Google Play Store is in the spotlight again. An app called CamScanner, which has been available since back in 2010 has unfortunately started to install malware.
Google managed to remove the highly popular CamScanner PDF creator Android app from the Google Play Store after it was able to learn that it had recently started to deliver malware.
The CamScanner app which is published by the developer called Shanghai-based CC Intelligence has been downloaded more than 100 million times from the Google Play store since it was first made available in 2010.
ZDNet notes the following details on the application:
“The company specializes in optical character recognition (OCR).
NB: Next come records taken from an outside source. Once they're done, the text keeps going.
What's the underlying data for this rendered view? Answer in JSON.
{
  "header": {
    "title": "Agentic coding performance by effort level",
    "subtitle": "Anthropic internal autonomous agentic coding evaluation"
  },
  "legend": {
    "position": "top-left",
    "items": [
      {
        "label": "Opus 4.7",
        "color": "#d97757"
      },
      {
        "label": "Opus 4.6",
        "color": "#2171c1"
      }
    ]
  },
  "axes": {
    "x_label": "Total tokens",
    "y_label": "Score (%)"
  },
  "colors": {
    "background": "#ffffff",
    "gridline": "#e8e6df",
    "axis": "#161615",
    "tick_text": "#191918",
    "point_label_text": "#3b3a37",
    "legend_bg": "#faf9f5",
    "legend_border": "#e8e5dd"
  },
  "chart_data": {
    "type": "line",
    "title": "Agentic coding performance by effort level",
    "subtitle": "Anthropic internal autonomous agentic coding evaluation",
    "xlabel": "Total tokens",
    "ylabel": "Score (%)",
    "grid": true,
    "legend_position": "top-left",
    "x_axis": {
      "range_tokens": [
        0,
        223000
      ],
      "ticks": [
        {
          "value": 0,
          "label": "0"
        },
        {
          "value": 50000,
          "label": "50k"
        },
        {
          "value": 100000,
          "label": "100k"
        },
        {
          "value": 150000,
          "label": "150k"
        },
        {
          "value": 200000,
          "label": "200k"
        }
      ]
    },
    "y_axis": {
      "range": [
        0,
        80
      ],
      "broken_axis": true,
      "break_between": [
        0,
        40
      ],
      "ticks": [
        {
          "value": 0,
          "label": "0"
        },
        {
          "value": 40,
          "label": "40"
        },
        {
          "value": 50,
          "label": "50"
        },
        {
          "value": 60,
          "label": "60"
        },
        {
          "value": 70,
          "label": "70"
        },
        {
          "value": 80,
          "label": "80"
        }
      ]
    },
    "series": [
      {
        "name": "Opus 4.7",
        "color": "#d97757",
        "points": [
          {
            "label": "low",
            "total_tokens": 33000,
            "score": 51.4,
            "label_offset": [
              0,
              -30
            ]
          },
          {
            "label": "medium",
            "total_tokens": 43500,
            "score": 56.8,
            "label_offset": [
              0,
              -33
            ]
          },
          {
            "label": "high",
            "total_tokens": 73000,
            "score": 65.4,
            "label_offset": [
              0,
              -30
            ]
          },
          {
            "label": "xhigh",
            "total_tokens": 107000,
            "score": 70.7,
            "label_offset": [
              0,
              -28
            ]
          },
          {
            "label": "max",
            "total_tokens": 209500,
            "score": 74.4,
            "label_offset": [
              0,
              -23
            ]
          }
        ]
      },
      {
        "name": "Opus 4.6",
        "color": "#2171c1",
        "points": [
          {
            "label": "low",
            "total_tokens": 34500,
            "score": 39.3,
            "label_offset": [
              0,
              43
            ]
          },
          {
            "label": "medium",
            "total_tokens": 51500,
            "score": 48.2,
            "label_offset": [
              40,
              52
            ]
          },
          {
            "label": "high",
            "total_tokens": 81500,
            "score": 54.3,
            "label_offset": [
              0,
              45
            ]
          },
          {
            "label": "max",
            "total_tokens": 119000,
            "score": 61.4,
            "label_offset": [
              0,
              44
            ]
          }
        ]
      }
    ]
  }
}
Beyond its CamScanner app with OCR text-reading functionality, it sells apps that capture text from business cards, including CamCard and CamCard for Salesforce.”
This company has relied on ads and also in-app purchases in order to earn revenue from the CamScanner.
On the other hand, according to some researchers at the Russian antivirus company called Kaspersky, some recent version of the app used to include a new advertising library that included a Trojan that was designed to deliver malware to Android phones.
Malicious code was showing intrusive ads
According to official notes coming from Kaspersky, the “malicious code may show intrusive ads and sign users up for paid subscriptions.”
ZDNet noted that intrusive ads are “pesky”, but no consumer wants to pay for subscriptions they never signed up for.
The online publication mentioned above noted that this trojan dropper has been configured to connect to the attackers’ servers, download additional code and then execute the code on Android devices that have this app installed on them.
“It can be assumed that the reason why this malware was added was the app developers’ partnership with an unscrupulous advertiser,” according to Kaspersky researchers Igor Golovin and Anton Kivva.